Market Memo
February 2024 – By Bob Veres
There are periods of market complacency where most investors see nothing but upside from here to eternity, and then there are periods like this, which might be described as extreme complacency. One measure of how people are feeling about the market is the VIX, often called the investor fear gauge. The VIX index, which tracks market volatility, normally trades at about 20, and it can go dramatically higher—to a record 82.69 in March of 2020 as people began to realize the implications of the new COVID pandemic. Today the VIX is trending downward, at a 13 level, despite markets at all-time highs, persistent inflation, and global political instability.
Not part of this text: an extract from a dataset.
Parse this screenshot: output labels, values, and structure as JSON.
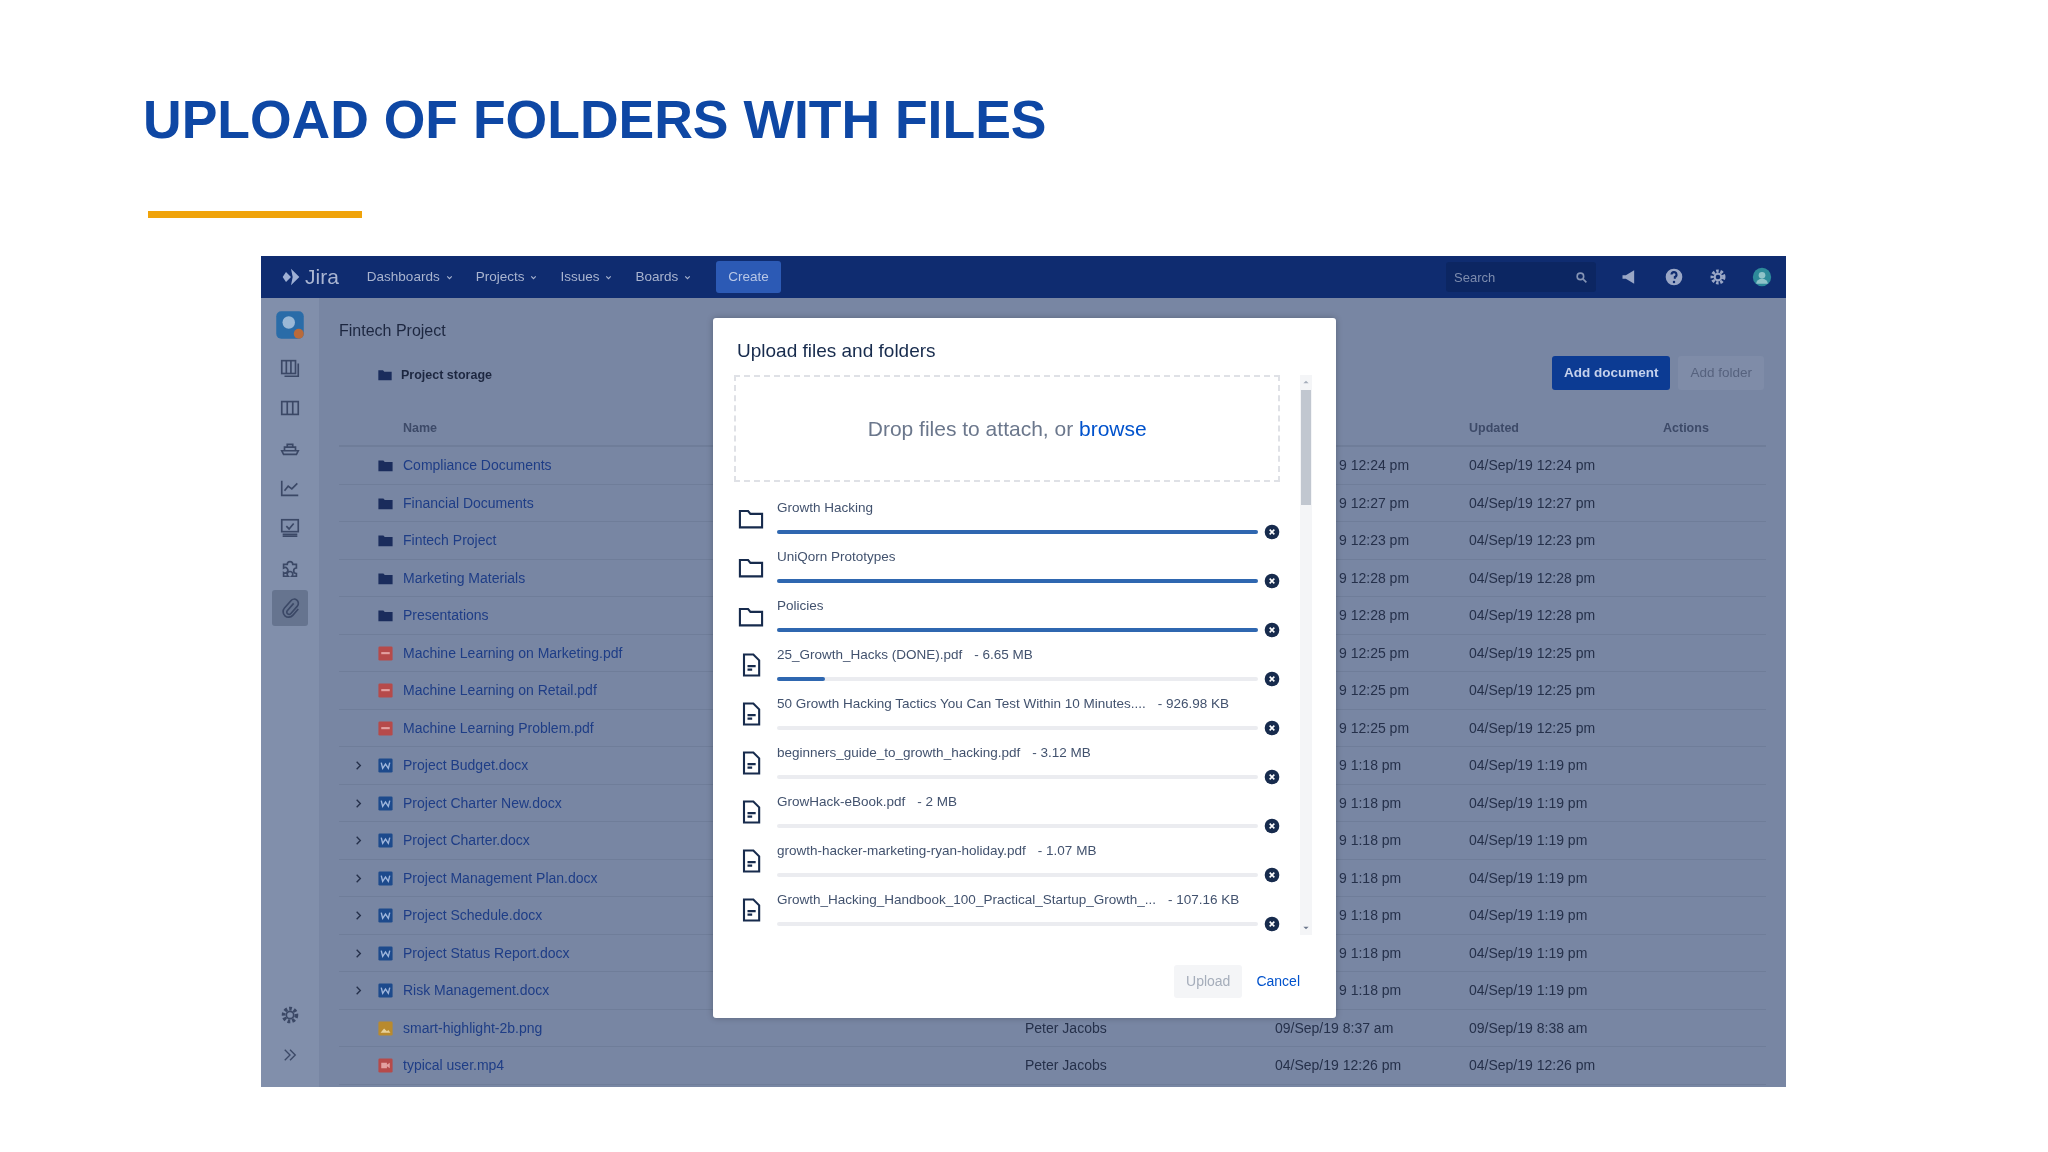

There’s a big business in betting that the markets will remain stable—options-selling funds trading on the VIX have attracted roughly $192 billion in investor assets. And it’s risky. In a memorable incident in February of 2018, when a downturn in the S&P 500 sent the markets into a temporary panic, an investment fund with the mouth-twisting name of VelocityShares Daily Inverse VIX Short-Term Note saw its assets shrink, in a single trading session, from $1.9 billion to $63 million.
Most of us are far from engaging in betting on the direction of the volatility index. But the implications of a below-norm VIX is that the markets could experience an unexpected downturn in the near future, bringing the so-called fear gauge back up to or beyond historical norms. That doesn’t mean we know when or how this will happen; it just means that investors may need to start preparing themselves for a swing in the roller coaster and know to hold on tight. Because, after all, we also don’t know when or how the markets will swing back up again afterward.